Stakeholders

Jacob Dahl Rendtorff (Roskilde University, Roskilde, Denmark)

Society and Business Review

ISSN: 1746-5680

Article publication date: 8 February 2011

3351

Keywords

Citation

Dahl Rendtorff, J. (2011), "Stakeholders", Society and Business Review, Vol. 6 No. 1, pp. 99-100. https://doi.org/10.1108/17465681111105869

Publisher

:

Emerald Group Publishing Limited

Copyright © 2011, Emerald Group Publishing Limited


The specialists in stakeholder theory Robert A. Philips and R. Edward Freeman have done a very good job in making this collection of what they consider as the most important articles in stakeholder theory. The book is central reference collection that is indispensable for the scholar and student in stakeholder theory. The collection begins with the presentation of stakeholder theory with some of Freemans most important articles. We are introduced to the theory by an excerpt from the foundational book in the field by Freeman Strategic Management: A Stakeholder Approach (1984) and we are introduced to how stakeholder theory is applied to corporation governance and future directions. After this the book contains an article by Blair that addresses the important question of whose interests should be served by the corporation. She also discusses the question of how we can justify that the corporation is run not only in the interest of owners and shareholders but also takes into account the interests of a broader number of stakeholders, including employees, consumers, local community, etc. With the important article from 1995 by Jones about instrumental stakeholder theory the collection of articles goes into the debate about how to justify stakeholder theory as instrumental strategic management. Moreover, the works of Donaldsen and Preston about instrumental, descriptive and normative stakeholder theory and by Michell et al. about stakeholder salience and how to chose and categorize stakeholders according to urgency, power and legitimacy are printed in the anthology. Together with the article by Philips on stakeholder fairness these works constitute the essential conceptual body of stakeholder theory.

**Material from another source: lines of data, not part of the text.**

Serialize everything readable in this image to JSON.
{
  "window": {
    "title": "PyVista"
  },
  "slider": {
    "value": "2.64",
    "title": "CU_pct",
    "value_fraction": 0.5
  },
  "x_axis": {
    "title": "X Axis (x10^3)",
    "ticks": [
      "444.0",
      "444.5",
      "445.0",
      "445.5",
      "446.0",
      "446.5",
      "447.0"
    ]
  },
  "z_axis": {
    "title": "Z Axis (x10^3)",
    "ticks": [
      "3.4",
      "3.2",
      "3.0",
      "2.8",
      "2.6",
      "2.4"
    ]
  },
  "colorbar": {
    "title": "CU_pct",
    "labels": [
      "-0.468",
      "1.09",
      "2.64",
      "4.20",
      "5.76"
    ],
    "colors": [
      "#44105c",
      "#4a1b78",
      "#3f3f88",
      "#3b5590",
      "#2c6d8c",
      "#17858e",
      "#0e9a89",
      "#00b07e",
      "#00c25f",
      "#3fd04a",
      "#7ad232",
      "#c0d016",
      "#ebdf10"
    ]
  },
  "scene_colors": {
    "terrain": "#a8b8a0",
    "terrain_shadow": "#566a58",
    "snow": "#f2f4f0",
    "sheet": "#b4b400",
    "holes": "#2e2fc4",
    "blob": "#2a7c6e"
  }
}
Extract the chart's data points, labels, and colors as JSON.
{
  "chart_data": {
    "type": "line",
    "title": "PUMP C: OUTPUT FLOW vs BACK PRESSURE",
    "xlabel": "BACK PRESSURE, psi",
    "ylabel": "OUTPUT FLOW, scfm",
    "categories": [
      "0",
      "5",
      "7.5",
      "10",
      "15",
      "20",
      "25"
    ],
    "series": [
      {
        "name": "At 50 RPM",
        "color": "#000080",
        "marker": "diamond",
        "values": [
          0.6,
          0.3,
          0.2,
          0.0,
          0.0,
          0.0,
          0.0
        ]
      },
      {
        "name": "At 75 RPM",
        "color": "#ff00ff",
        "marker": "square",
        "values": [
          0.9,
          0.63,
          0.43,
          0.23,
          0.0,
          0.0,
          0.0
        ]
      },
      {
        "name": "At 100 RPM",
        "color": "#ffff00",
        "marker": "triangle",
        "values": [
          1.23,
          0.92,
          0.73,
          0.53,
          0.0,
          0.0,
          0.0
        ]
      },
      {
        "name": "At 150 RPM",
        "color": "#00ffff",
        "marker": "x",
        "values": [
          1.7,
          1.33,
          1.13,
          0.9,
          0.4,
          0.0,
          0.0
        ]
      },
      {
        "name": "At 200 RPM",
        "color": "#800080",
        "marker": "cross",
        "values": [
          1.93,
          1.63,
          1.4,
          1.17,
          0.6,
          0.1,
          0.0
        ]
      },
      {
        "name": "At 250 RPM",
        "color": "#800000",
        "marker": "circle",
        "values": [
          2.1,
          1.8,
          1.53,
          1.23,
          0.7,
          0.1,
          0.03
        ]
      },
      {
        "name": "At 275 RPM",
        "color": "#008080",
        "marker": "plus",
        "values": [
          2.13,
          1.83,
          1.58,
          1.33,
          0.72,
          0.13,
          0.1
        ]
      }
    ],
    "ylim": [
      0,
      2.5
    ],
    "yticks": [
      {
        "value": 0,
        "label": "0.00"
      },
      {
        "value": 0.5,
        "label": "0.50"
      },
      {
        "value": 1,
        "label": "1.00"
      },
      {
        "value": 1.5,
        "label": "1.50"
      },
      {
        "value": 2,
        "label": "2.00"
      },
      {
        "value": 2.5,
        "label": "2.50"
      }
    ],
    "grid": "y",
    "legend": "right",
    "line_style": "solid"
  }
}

After this the anthology contains articles that go into different particular aspects of stakeholder theory, for example network theory and stakeholders, stakeholder influence strategies, stakeholder bargaining power and stakeholder orientation, convergence of stakeholder theories, corporate performance and stakeholder management, balancing stakeholder needs and partnerships with stakeholders. We are then faced with the important criticism of stakeholder theory by Michael Jensen that asks the question whether the firm really can have more than one single objective function which is to make profits and serve shareholders. This criticism marks the reply to stakeholder theory by the traditional theories of finance and strategic management and it makes us reflect about whether stakeholder theory really can be a mainstream strategic approach. The libertarian defense of stakeholder theory by Philips and Freeman as well as the article about what stakeholder theory is not serves further conceptual clarification but it also shows that the philosophical foundation of stakeholder theory is still rather undecided. Philips's important article about stakeholder legitimacy shows how stakeholder theory situates the firm in society and this that can be seen as a normative reply to Jensen's criticism about the problem of the single objective in relation to stakeholder management. The articles about stakeholder groups can also be seen as a reply to the problem of the objective function of the firm that is also discussed in articles about the discussion of the corporate objective function revisited by Sundaram and Inkpen from 2004 and in the article about stockholder management by Walsh. And we can also see the article about the property rights theory as a reply to this debate about the objective function.

What we then find in the anthology is an extremely important article by Mcvea and Freeman about the names and faces approach to stakeholder theory that we can say represents a very innovation development of the theory because it really takes seriously the integration of ethics and management that is so central to stakeholder theory and is further the works about ethics and stakeholder theory by Jones, Felps and Bigley as well as the article by Goodstein and Wicks about making business ethics a two‐way conversation in stakeholder theory. Finally, we see also a development of this approach in the article of Freeman about managing for stakeholders and about the relation between economic values and stakeholder values by Mary Sully de Luque et al.

All in all this is a well‐selected collection of the field of stakeholder management that contains all the most important articles and positions of the field of stakeholder theory. However, many problems of stakeholder theory still remain: what can we do to make stakeholder more operational for management? What is the real philosophical foundation of stakeholder theory? Is it really nothing more than a pragmatic justification of management? And this may imply that stakeholder theory is after all not really a theory. How do we really select stakeholders and how can it be that despite all the efforts stakeholder theory has not yet become central reference in strategic management? And what are the hidden problems of stakeholder management? Stakeholder theorists still have a lot of work to do to convince management scholars so that we can have stakeholder theory as the first and foremost reference for MBA‐education. The book helps us to move in this direction.